Le communisme n’était pas une falsification. Il utilisait l’outil de la falsification, c’est très différent. Cela dit, on peut faire le même reproche au libéralisme. Quand on fait croire à tout un pays qu’une femme de ménage peut s’acheter une maison de $200,000, c’est une falsification. Un jour cependant, la réalité reprend ses droits et les mécanismes qui ont permis cette illusion collective apparaissent au grand jour. Idem pour les pseudo-armes de destruction massive de Saddam Hussein.
Le communisme était un vœu pieux, une utopie. Le capitalisme n’est pas un projet, ce n’est que la description du mécanisme régissant les échanges économiques depuis la nuit des temps : « j’achète à qui veut bien me vendre et je vends à qui veut bien m’acheter ».
Vous publiez un nouveau roman, Mateo, dans quelques jours, qui se déroule dans le milieu du foot. Pouvez-vous le présenter en quelques mots ? Y trouvera-t-on à nouveau ces constructions romanesques à tiroirs, ou ces effets de jeu qui ont largement caractérisé votre écriture jusqu’à présent ?
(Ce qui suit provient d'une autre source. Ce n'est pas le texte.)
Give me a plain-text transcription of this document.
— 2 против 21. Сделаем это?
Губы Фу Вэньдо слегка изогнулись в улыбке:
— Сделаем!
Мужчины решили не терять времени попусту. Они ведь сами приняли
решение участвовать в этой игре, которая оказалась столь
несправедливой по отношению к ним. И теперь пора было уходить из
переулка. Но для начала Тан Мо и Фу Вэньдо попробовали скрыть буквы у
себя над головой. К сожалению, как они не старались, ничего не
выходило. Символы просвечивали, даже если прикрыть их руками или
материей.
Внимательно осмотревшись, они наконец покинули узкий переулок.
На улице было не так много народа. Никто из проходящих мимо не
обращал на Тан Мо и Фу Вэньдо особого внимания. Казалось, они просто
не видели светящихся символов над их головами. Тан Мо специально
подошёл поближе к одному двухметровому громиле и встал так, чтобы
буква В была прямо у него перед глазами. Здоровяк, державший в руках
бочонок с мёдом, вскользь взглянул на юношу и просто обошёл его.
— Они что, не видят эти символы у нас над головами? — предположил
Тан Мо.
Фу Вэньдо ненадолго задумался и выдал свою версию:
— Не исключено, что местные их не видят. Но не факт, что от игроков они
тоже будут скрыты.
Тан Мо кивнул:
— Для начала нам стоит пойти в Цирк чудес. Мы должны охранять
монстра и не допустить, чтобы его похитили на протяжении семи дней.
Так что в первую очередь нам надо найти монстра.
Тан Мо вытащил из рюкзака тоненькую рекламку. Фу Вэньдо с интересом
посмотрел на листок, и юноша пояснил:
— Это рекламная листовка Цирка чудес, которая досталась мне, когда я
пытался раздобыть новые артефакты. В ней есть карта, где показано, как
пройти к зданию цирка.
Mateo est un footballeur prodige. A dix-huit ans, il refuse les offres des plus grands clubs pour s’inscrire dans le championnat universitaire et remporter le titre que son père, entraîneur disparu avant sa naissance, n’avait pu gagner.
En termes de construction, c’est un roman plus linéaire que les précédents, qui traite de la volonté, de ce qu’il est de coutume d’appeler la réussite et surtout de l’utilisation que nous faisons des talents que nous avons reçus.